To facilitate my own appreciation of the comparative characters of Chiffchaffs calls, I like to prepare a composite sound-file and thereby a composite sonogram - and that’s what I have done here. Attached are the results. The sound file has a single call from, successively, Lauwersmeer, Turkey (JLC’s recording of brevirostris), Armenia and Iran (the last two my own recordings). With the calls very much back-to-back, the Lauwersmeer call does have an audibly more-arched (almost disyllabic) sound to my ear and this is confirmed by the composite sonogram. Thus, while the frequency range of Lauwersmeer and brevirostris are similar, the structure of brevirostris call is much more on an even (if shallow) down-slope while the Lauwersmeer Chiffchaff’s call has a slight but perceptible arch. To me it sounds somewhere in-between a tristis-like call and one of the alternative ‘sweeoo’ calls of collybita/abietinus. Thus, for me, it is enigmatic and yet another instance where only genetic data could clarify which taxa might be involved. Chiffchaffs continue to intrigue and frustrate!
Figure 9. Sonagrams made by Alan Dean of the Lauwersmeer bird (D Mulder) compared with brevirostris from Turkey (J L Copete), caucasicus or menzbieri from Armenia (A Dean) and probable menzbieri from Iran (A Dean)

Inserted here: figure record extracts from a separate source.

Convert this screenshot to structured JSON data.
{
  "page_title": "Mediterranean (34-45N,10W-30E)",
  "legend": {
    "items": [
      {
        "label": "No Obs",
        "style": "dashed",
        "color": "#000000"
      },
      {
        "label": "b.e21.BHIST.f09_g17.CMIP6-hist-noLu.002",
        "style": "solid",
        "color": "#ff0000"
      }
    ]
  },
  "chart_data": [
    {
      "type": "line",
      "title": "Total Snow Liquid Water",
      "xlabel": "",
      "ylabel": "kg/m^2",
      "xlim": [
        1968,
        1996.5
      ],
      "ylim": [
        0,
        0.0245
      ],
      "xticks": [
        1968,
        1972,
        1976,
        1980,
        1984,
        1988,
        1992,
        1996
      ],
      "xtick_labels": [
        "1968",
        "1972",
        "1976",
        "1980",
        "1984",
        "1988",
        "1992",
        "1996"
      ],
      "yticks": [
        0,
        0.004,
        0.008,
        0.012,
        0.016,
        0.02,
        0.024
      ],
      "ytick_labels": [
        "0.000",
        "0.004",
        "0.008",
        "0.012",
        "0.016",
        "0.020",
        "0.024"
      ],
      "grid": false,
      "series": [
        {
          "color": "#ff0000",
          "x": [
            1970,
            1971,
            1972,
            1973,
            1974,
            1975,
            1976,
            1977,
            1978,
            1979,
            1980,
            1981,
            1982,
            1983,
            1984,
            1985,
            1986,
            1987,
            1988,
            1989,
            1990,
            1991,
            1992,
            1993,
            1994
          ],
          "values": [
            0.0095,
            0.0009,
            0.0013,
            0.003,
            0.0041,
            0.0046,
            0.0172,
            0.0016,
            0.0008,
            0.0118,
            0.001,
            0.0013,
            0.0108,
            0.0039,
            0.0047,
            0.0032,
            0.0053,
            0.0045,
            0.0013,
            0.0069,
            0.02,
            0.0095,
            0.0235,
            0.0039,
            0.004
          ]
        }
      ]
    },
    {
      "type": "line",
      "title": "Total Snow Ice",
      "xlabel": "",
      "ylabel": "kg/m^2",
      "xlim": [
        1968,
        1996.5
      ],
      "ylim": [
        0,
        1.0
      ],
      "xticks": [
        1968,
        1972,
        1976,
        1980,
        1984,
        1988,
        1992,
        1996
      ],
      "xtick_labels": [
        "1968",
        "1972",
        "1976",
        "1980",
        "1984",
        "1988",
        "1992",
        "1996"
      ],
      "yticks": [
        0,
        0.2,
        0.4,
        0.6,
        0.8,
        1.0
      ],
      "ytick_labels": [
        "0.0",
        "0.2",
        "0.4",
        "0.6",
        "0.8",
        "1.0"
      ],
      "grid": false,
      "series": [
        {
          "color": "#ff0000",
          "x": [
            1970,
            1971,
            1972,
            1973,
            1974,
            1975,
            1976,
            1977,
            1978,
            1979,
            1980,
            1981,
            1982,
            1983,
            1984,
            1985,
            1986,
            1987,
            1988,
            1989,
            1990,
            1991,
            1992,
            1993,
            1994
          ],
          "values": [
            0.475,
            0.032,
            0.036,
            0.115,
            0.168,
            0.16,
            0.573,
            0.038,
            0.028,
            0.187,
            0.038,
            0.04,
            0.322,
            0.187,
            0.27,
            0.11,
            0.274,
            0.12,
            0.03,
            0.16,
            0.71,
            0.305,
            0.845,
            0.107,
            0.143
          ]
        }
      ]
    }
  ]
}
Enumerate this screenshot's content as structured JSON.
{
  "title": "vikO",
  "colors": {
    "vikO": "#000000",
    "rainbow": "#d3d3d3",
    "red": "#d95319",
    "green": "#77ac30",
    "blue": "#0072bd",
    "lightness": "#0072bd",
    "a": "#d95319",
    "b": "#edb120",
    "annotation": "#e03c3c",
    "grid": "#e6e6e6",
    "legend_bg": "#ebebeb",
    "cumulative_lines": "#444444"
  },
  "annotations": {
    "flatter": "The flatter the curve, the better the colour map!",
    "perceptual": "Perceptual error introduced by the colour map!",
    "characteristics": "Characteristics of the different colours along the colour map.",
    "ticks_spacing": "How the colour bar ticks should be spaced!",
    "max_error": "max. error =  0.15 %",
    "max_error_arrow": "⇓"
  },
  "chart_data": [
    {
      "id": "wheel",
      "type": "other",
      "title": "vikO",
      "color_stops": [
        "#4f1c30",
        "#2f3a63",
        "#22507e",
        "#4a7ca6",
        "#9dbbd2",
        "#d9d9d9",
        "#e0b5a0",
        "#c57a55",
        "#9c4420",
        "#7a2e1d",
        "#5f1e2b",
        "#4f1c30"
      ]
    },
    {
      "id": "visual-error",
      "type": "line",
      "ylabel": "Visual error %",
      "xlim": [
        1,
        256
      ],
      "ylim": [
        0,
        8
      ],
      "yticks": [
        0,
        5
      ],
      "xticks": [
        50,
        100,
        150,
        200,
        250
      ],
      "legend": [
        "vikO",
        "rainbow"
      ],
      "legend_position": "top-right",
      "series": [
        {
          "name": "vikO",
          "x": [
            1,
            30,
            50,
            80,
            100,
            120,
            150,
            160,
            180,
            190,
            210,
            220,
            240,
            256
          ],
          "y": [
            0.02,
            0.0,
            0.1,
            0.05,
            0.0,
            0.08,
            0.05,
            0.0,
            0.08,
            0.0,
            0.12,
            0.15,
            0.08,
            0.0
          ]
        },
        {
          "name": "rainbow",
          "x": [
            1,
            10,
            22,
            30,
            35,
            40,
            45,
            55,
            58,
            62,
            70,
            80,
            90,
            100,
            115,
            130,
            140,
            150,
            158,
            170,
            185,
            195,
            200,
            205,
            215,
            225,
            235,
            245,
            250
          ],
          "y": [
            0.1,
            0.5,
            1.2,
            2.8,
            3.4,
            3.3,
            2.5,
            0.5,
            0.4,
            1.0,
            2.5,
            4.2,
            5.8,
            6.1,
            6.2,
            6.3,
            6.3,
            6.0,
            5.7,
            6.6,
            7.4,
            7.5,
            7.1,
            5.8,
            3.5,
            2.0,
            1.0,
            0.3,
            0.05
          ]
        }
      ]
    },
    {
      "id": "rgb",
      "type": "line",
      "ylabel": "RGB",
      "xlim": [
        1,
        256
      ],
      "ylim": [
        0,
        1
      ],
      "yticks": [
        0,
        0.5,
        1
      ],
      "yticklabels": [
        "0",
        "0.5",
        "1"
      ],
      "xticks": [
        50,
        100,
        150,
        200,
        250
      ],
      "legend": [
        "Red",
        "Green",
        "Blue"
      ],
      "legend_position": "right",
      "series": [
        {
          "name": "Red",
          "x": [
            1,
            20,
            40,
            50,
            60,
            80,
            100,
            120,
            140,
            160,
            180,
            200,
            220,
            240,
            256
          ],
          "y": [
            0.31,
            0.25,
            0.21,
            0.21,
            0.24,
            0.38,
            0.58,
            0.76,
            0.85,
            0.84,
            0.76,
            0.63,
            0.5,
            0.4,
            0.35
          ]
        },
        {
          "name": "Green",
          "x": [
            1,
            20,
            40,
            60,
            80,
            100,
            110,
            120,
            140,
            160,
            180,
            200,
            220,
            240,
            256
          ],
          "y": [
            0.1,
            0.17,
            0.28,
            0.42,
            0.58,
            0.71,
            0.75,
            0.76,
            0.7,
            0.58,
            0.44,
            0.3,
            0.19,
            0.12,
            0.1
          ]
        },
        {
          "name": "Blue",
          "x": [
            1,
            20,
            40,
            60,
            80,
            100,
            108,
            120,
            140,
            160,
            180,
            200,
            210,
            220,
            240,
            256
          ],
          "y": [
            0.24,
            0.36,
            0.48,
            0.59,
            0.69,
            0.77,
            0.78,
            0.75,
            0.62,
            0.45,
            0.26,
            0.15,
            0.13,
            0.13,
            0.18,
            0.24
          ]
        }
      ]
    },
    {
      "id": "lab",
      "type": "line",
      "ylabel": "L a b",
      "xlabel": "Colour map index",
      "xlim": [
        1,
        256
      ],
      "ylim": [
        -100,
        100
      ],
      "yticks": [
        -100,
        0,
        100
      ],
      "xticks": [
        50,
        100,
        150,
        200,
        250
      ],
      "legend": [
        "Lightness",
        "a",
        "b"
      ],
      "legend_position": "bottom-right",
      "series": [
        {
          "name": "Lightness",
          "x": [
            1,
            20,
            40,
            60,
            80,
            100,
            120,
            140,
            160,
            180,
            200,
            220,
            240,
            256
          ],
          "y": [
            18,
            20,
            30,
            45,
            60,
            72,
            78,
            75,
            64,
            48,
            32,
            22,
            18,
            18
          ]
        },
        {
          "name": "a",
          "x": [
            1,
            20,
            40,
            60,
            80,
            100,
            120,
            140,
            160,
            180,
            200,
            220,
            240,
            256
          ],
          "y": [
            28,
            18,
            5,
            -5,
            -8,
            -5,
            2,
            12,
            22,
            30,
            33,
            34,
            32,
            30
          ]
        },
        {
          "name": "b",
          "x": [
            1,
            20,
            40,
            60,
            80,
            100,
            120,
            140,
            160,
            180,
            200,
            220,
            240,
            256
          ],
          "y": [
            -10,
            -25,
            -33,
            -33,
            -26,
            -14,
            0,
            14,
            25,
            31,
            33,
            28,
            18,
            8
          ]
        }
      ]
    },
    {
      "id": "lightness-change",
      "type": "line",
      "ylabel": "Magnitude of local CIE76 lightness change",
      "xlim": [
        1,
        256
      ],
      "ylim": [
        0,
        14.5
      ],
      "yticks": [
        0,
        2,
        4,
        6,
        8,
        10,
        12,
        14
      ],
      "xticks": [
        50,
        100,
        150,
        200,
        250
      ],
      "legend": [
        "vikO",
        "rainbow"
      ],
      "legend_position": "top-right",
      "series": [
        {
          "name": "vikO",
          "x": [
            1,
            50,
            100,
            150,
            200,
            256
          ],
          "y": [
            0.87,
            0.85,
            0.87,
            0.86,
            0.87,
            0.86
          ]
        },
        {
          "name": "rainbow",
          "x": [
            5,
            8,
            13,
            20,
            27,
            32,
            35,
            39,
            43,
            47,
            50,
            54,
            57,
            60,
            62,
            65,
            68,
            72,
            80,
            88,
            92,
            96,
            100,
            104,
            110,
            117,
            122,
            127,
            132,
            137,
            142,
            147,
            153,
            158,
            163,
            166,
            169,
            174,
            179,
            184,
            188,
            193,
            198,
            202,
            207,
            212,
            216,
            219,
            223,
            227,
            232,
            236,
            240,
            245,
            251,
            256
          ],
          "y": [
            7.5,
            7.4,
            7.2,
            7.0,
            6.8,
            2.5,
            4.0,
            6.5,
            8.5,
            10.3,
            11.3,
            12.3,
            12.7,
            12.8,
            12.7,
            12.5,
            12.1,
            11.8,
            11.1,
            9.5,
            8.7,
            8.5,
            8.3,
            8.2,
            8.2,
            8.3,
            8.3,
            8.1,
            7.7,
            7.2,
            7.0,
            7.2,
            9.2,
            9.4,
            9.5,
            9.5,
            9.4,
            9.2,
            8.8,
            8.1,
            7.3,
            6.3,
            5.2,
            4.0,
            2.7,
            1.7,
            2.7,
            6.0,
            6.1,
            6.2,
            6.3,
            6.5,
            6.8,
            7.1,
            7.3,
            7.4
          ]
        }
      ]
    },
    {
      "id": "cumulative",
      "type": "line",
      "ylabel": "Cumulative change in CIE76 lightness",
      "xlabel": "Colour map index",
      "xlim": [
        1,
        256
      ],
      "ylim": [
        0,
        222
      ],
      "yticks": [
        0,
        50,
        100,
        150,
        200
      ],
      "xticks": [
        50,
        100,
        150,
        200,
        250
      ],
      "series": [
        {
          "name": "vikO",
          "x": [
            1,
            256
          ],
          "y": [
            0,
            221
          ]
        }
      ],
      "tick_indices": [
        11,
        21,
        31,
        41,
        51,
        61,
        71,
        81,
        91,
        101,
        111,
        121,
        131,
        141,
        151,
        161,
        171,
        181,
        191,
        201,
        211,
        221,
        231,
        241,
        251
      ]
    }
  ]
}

Copete, J. L. & López, F. 2013. Identificación de subespecies en el mosquitero común, in Rodríguez, N., García, J. & Copete, J. L.(eds). El mosquitero iberirico. Leon.
Raković, M., Neto, J.M., Lopes, R.J., Koblik, E.A., Fadeev, I.V., Lohman, Y.V., Aghayan, S.A., Boano, G., Pavia, M., Perlman, Y., Kiat, Y., Ben Dov, A., Collinson, J.M., Voelker, G., & Drovetski, S.V. 2019. Geographic patterns of mtDNA and Z-linked sequence variation in the Common Chiffchaff and the 'chiffchaff complex'. PLoS ONE 14(1): e0210268. (https://doi.org/10.1371/journal.pone.0210268)
Shipilina, D., Serbyn, M., Ivanitskii, V., Marova, I. & Backstrom, N. 2017. Patterns of genetic, phenotypic, and acoustic variation across a chiffchaff (Phylloscopus collybita abietinus/tristis) hybrid zone. Ecology and Evolution 2017; 1–12.